The risk of the reservoir falling below 1,025 feet by the year 2026—a level once thought unthinkable—has risen to 40%, according to new estimates by the Bureau of Reclamation. Because the lake is funnel shaped, water officials worry it could decline even faster once it gets that low—triggering even bigger cutbacks.
Arizona, Nevada and California in 2007 had agreed to undertake a series of cuts from the river, under Interior Department guidelines for when Lake Mead dipped below 1,075 feet. For example, Arizona, which has the lowest water rights on the system, agreed to curtail roughly one third its annual use, or 320,000 acre feet. (An acre foot is the amount of water used by an average family of five in a year.)
The intensity of heat and drought since then has prompted the states to prepare the new drought plans, to leave more of their water in the reservoir. Arizona, for example, would under the new plan instead reduce its use by 512,000 acre feet.
“It’s hard to understate how big of a haircut that is,” said Drew Beckwith, water policy manager at Western Resource Advocates, an environmental advocacy group in Boulder, Colo. “The challenge for Arizona is who within Arizona is going to be taking the cuts.”
[quote] …People who worry about those issues sometimes focus their scorn on Las Vegas, which appears culpable mainly because, of all the cities that draw water from the river, it lies the closest to its banks. But, in actuality, Nevada was so thinly populated when the river was divided up that its allotment is very small—just two per cent of the total—and it actually takes less than that, primarily because Las Vegas has some of most stringent water-conservation regulations in the country.

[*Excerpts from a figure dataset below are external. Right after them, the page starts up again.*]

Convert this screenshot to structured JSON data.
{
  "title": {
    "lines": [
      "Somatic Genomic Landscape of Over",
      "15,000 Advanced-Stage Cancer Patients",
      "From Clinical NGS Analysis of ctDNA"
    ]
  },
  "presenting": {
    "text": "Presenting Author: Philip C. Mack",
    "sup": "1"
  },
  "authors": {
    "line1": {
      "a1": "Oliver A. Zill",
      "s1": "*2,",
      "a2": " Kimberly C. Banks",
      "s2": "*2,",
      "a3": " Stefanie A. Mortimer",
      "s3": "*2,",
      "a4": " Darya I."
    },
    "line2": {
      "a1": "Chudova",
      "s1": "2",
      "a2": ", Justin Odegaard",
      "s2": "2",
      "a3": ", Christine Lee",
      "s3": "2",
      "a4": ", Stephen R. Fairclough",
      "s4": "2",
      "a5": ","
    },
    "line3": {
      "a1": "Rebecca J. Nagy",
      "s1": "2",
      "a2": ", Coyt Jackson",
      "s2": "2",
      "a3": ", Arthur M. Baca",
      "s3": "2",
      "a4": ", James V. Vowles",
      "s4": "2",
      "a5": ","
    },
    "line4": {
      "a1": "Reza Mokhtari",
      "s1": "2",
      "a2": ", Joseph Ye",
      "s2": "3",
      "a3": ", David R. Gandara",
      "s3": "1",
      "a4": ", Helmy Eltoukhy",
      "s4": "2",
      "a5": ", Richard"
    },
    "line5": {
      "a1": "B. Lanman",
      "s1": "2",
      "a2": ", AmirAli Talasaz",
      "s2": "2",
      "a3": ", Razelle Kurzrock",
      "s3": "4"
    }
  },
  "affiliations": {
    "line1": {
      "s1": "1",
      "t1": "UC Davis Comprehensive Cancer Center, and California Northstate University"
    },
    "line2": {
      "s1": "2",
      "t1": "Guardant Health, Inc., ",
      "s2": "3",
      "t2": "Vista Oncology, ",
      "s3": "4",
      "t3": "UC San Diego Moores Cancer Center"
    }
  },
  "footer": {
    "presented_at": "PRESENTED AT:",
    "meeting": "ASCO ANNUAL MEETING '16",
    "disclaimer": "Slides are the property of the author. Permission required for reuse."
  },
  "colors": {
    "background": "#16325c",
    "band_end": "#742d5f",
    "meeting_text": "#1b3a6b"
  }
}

…Just as proximity makes people think that Las Vegas is the principal cause of the decline of Lake Mead, it also makes them think that any further decline in the lake will be a problem mainly, or even only, for Las Vegas. But that isn’t true, either. When the pumping plant for the third straw is completed, Nevada will be the only lower-basin user with the infrastructure required to draw lake water from below the level known as “dead pool”—roughly nine hundred feet above sea level, the elevation of the lowest openings in the four intake towers on the upstream side of Hoover Dam. Approximately a quarter of the water remaining in Mead is below that dead-pool line and, therefore, untappable by users below the dam. The chance that the lake will drop that far anytime soon is small—it’s more than a hundred and eighty feet below the current surface—but in 1998 few people thought the lake would ever drop to where it is today.
“If Mead falls to nine hundred,” Mulroy continued, “nothing goes downstream from Hoover Dam.” That would mean that the river’s two largest users, Arizona and California, would get nothing, and some of the most productive agricultural land in the country would turn back into desert. “But Southern Nevada will still be taking water out of the lake, because the new intake is at eight-sixty”—eight hundred and sixty feet above sea level, forty feet below the lowest Hoover intake.